La lotta dei movimenti femministi ha reso possibili notevoli progressi, portando avanti dibattiti sulla violenza di genere e la disuguaglianza nei media e nell’agenda sociale. Negli ultimi anni questo si è tradotto in risultati concreti, come l’approvazione della legge che depenalizza l’aborto in tre specifiche condizioni, la legge sulle molestie in strada, la legge Gabriela, che rafforza la criminalizzazione del femminicidio, o il disegno di legge Giustizia per Antonia, che prevede la formazione degli agenti statali su tematiche di genere, simile alla legge Micaela in Argentina. Tuttavia, c’è ancora molta strada da fare. Secondo una recente ricerca condotta da GfK Adimark, il Cile è il quinto Paese al mondo con il maggior divario di reddito tra uomini e donne. Anche le cifre relative ai casi di violenza sono in aumento: secondo la Rete cilena contro la violenza sulle donne, nel 2019 sono stati registrati 66 femminicidi, cinque in più rispetto al 2018. Le richieste dei collettivi femministi includono la prevenzione e l’eliminazione di discriminazioni e aggressioni in tutti gli ambiti, richieste che sono state replicate anche in piazza durante le proteste del 2019.

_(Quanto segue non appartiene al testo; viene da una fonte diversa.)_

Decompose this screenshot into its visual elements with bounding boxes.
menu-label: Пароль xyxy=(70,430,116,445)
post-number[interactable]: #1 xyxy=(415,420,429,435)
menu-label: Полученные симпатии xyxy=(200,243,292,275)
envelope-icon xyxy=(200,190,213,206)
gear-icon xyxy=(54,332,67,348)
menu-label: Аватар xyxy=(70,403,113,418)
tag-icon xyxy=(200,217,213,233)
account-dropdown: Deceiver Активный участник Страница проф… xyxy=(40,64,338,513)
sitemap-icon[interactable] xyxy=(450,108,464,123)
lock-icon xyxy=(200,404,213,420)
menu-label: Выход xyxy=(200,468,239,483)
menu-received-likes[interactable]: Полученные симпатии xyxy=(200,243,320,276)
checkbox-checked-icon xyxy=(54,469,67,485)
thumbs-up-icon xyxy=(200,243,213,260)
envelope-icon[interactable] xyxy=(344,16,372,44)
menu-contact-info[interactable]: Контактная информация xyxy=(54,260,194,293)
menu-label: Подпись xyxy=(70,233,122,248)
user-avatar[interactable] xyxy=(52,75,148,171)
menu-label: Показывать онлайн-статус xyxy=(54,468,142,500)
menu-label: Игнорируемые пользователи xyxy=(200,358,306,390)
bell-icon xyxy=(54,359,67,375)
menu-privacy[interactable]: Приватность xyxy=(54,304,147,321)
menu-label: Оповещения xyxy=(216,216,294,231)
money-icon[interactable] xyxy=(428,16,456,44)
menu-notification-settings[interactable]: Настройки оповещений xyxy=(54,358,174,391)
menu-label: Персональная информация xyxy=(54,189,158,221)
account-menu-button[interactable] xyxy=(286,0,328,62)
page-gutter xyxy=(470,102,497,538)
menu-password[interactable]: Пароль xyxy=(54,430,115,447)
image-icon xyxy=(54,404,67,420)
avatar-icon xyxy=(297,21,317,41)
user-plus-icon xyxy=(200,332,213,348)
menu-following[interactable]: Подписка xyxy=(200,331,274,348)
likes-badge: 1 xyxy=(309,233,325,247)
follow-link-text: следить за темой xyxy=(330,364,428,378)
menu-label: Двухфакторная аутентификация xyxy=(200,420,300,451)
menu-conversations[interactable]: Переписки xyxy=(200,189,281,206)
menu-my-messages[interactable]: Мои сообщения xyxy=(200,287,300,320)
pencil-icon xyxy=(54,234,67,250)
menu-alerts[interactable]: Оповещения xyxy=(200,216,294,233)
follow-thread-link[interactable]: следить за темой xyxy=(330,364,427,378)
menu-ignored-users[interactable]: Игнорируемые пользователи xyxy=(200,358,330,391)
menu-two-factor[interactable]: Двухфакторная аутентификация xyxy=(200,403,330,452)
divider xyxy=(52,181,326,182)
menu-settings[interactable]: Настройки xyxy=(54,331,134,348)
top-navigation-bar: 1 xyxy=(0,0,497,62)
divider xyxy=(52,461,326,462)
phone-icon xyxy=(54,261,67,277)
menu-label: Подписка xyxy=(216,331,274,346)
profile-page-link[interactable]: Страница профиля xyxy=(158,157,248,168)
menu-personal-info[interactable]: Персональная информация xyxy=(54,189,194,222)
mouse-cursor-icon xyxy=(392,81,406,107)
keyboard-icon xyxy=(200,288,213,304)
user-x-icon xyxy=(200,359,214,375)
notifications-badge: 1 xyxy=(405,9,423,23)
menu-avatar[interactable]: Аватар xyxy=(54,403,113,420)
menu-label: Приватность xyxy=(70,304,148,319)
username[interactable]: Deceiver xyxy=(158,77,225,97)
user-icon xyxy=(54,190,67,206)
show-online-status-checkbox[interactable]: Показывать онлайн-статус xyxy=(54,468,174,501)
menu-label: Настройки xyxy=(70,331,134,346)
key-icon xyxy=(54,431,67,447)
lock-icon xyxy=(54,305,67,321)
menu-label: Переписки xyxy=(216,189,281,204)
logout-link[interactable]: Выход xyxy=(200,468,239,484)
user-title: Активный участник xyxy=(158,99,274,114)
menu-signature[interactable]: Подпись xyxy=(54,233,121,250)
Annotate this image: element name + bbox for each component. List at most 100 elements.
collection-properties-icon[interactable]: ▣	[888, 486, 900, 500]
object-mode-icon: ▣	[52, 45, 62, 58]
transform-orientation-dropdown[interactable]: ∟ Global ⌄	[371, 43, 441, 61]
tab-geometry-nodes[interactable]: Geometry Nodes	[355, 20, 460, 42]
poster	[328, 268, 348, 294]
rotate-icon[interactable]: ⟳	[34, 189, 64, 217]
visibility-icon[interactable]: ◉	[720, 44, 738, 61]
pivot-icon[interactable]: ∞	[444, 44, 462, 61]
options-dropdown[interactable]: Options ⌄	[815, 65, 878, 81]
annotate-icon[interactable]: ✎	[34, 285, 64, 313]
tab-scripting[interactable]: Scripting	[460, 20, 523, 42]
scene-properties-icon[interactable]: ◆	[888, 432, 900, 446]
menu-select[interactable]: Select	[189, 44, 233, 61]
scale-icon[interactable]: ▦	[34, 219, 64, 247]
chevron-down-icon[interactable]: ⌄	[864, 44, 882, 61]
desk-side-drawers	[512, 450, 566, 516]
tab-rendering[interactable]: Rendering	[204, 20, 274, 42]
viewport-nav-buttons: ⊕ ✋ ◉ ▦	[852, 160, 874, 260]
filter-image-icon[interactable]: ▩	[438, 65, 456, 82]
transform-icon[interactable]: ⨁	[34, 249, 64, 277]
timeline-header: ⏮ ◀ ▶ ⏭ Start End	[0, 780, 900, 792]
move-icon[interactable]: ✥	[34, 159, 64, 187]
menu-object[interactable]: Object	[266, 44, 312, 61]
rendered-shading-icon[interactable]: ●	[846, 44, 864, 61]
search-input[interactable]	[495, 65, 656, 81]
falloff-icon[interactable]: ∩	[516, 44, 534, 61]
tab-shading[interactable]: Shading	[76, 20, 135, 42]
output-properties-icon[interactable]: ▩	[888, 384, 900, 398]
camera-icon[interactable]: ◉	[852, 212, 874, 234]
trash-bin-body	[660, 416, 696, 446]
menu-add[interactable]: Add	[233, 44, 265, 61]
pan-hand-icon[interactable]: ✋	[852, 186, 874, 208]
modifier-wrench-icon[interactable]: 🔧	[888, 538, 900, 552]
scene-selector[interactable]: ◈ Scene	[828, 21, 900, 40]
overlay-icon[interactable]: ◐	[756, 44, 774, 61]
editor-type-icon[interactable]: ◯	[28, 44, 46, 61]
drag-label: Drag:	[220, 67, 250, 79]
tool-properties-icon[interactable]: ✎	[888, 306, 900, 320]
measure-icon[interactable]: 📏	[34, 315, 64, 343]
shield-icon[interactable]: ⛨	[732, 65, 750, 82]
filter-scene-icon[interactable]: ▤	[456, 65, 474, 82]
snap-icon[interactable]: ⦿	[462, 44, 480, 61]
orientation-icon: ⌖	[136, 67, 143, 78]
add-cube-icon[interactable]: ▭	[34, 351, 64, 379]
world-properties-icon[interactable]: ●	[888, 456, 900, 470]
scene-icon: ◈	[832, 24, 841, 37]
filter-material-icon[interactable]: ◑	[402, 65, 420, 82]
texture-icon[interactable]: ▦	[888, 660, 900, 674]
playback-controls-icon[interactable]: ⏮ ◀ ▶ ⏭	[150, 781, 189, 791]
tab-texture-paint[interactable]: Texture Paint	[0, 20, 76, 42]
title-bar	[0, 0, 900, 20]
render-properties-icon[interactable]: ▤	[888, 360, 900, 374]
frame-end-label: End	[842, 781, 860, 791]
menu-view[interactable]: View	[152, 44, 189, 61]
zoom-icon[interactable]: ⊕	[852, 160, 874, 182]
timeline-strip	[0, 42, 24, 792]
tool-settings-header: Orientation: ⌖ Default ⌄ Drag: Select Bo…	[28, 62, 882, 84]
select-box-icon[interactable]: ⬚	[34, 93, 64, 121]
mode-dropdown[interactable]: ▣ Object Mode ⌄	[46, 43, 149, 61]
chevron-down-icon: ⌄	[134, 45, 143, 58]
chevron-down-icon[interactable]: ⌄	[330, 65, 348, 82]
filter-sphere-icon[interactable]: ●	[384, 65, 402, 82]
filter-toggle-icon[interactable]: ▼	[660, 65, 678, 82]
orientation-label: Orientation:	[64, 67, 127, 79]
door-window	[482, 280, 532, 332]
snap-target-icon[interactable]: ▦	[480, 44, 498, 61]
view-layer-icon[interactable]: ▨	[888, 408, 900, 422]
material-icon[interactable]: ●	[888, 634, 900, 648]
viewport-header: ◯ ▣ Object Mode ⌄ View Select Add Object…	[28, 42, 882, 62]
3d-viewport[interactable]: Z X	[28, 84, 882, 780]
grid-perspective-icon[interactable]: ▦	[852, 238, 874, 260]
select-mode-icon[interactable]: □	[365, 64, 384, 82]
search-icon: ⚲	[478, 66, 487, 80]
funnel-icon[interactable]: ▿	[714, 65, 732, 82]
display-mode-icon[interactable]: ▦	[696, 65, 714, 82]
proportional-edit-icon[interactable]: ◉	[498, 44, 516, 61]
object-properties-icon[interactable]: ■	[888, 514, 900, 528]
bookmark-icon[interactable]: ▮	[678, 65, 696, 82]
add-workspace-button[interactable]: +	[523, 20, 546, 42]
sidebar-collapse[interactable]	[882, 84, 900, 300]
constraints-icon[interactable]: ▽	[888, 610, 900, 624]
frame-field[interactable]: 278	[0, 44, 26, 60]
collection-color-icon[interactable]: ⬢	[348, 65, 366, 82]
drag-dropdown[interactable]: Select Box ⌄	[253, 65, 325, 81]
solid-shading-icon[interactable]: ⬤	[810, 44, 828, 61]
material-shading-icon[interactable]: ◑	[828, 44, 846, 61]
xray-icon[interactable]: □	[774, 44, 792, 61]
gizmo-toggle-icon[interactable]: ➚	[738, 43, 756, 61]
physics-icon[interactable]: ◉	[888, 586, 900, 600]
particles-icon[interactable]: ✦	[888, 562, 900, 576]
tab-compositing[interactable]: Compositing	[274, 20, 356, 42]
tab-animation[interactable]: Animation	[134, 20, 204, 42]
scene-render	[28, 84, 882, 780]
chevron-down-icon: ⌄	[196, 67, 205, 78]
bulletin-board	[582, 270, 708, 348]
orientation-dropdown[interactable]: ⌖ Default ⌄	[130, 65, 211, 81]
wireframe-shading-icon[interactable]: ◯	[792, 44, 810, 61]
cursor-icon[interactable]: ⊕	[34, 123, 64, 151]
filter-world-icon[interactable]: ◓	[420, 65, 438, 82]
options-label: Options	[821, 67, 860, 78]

“L’attuale costituzione è piena di ostacoli alla parità”, dice Carmen. ”A nostro avviso, uno dei punti principali è che una nuova costituzione stabilisca una nuova forma di organizzazione dello Stato, molto diversa da quella che abbiamo oggi. Uno Stato che smetta di essere sussidiario, per diventare solidale, plurinazionale, effettivamente laico – perché qui la Chiesa è coinvolta in tutto – e garante dei diritti fondamentali di tutt*, ma soprattutto di coloro i cui diritti finora non sono stati tutelati: gli adolescenti e le donne. Il tentativo di rendere la legge neutrale ha portato alla messa in ombra e alla discriminazione di vari gruppi di persone che fanno parte della società e questo deve essere tenuto in considerazione nella redazione di una nuova carta fondamentale”, aggiunge. È chiaro che l’uguaglianza stabilita in quella Costituzione è solo sulla carta e che non esiste un quadro giuridico o costituzionale che permetta cambiamenti strutturali.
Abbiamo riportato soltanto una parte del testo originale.